From Wikipedia, the free encyclopedia

This is an old revision of this page, as edited by Maggu (talk | contribs) at 15:39, 29 October 2007 (External links: GPFS official homepage (new URL)). The present address (URL) is a permanent link to this revision, which may differ significantly from the current revision.

IBM GPFS
Developer(s)IBM
Stable release
Operating systemAIX / Linux
Typefilesystem
LicenseProprietary
Websitewww.ibm.com

General Parallel File System (GPFS) is a high-performance shared-disk clustered file system developed by IBM. GPFS distinguishes itself from other cluster file systems by providing concurrent high-speed file access to applications executing on multiple nodes of an AIX 5L cluster, a Linux cluster, or a heterogeneous cluster of AIX and Linux nodes. In addition to providing file system storage capabilities, GPFS provides tools for management and administration of the GPFS cluster and allows for shared access to file systems from remote GPFS clusters.

GPFS provides high-performance data access from a single node to many nodes. The largest existing configurations exceed 2,000 nodes. GPFS has been available on AIX® since 1998 and Linux since 2001, and is offered as part of the IBM System Cluster 1350.

History

GPFS began as the Tiger Shark file system, a research project at IBM's Almaden Research Center as early as 1993. The first commercial release of GPFS was in 1998.

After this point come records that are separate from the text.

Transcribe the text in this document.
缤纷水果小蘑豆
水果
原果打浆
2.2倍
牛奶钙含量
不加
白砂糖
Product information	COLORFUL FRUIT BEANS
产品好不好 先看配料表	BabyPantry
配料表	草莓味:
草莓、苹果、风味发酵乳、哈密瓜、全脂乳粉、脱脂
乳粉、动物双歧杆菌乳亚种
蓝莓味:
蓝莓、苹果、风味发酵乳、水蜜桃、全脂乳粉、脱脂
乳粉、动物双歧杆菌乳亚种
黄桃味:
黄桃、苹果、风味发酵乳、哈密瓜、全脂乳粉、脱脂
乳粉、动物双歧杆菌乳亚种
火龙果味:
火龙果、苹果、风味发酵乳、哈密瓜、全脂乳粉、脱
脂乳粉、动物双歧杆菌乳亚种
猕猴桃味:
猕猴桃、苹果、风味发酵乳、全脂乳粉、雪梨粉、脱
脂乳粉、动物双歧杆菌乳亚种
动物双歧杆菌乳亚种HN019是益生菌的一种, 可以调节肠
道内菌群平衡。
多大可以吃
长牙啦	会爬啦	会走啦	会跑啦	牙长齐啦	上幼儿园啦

GPFS was initially designed to support high throughput multimedia applications. This design turned out to be well suited to scientific computing. Today GPFS is used by many of the top 500 supercomputers listed on the Top 500 Supercomputing Sites web site. Since inception GPFS has been successfully deployed for many commercial applications including: Digital Media, grid analytics and scalable file service.

Architecture

GPFS provides high performance by allowing data to be accessed over multiple computers at once. Most existing file systems are designed for a single server environment, and adding more file servers does not improve performance. GPFS provides higher input/output performance by "striping" blocks of data from individual files over multiple disks, and reading and writing these blocks in parallel. Other feature provided by GPFS include high availability, support for heterogeneous clusters, disaster recovery, security, DMAPI, HSM and ILM.

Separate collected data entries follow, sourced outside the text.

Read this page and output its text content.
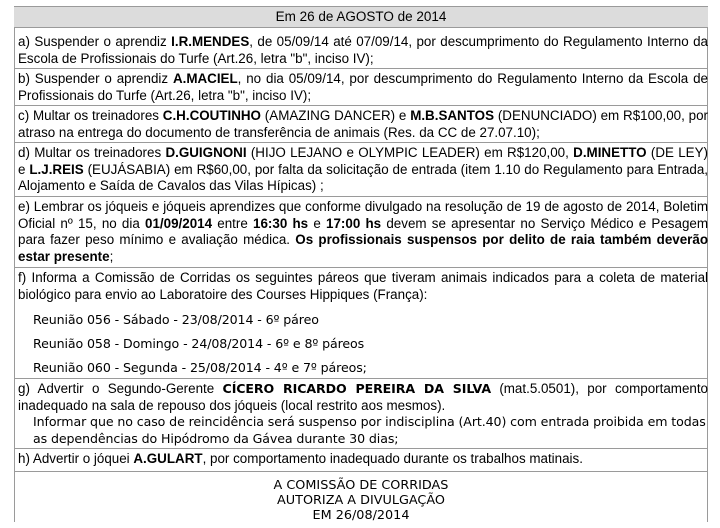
Em 26 de AGOSTO de 2014

a) Suspender o aprendiz I.R.MENDES, de 05/09/14 até 07/09/14, por descumprimento do Regulamento Interno da Escola de Profissionais do Turfe (Art.26, letra "b", inciso IV);

b) Suspender o aprendiz A.MACIEL, no dia 05/09/14, por descumprimento do Regulamento Interno da Escola de Profissionais do Turfe (Art.26, letra "b", inciso IV);

c) Multar os treinadores C.H.COUTINHO (AMAZING DANCER) e M.B.SANTOS (DENUNCIADO) em R$100,00, por atraso na entrega do documento de transferência de animais (Res. da CC de 27.07.10);

d) Multar os treinadores D.GUIGNONI (HIJO LEJANO e OLYMPIC LEADER) em R$120,00, D.MINETTO (DE LEY) e L.J.REIS (EUJÁSABIA) em R$60,00, por falta da solicitação de entrada (item 1.10 do Regulamento para Entrada, Alojamento e Saída de Cavalos das Vilas Hípicas) ;

e) Lembrar os jóqueis e jóqueis aprendizes que conforme divulgado na resolução de 19 de agosto de 2014, Boletim Oficial nº 15, no dia 01/09/2014 entre 16:30 hs e 17:00 hs devem se apresentar no Serviço Médico e Pesagem para fazer peso mínimo e avaliação médica. Os profissionais suspensos por delito de raia também deverão estar presente;

f) Informa a Comissão de Corridas os seguintes páreos que tiveram animais indicados para a coleta de material biológico para envio ao Laboratoire des Courses Hippiques (França):

Reunião 056 - Sábado - 23/08/2014 - 6º páreo
Reunião 058 - Domingo - 24/08/2014 - 6º e 8º páreos
Reunião 060 - Segunda - 25/08/2014 - 4º e 7º páreos;

g) Advertir o Segundo-Gerente CÍCERO RICARDO PEREIRA DA SILVA (mat.5.0501), por comportamento inadequado na sala de repouso dos jóqueis (local restrito aos mesmos).

Informar que no caso de reincidência será suspenso por indisciplina (Art.40) com entrada proibida em todas as dependências do Hipódromo da Gávea durante 30 dias;

h) Advertir o jóquei A.GULART, por comportamento inadequado durante os trabalhos matinais.

A COMISSÃO DE CORRIDAS
AUTORIZA A DIVULGAÇÃO
EM 26/08/2014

Information Lifecycle Management (ILM) Tools

GPFS is designed to help achieve data lifecycle management efficiencies through policy-driven automation and tiered storage management. Storage pools, filesets and user-defined policies provide the ability to better match the cost of storage resources to the value of your data.

Storage pools allow for the grouping of disks within a file system. Tiers of storage can be created by grouping disks based on performance, locality or reliability characteristics. For example, one pool could be high performance fibre channel disks and another more economical SATA storage.

A fileset is a sub-tree of the file system namespace and provides a way to partition the namespace into smaller, more manageable units. Filesets provide an administrative boundary that can be used to set quotas and be specified in a policy to control initial data placement or data migration. Data in a single fileset can reside in one or more storage pools. Where the file data resides and how it is migrated is based on a set of rules in a user defined policy.

There are two types of user defined policies in GPFS: File placement and File management. File placement policies direct file data as files are created to the appropriate storage pool. File placement rules are determined by attributes such as file name, the user name or the fileset. File management policies allow the file's data to be moved or replicated or files deleted. File management policies can be used to move data from one pool to another without changing the file's location in the directory structure. File management policies are determined by file attributes such as last access time, path name or size of the file.

The GPFS policy processing engine is scalable and can be run on many nodes at once. This allows management policies to be applied to a single file system with billions of files and complete in a few hours.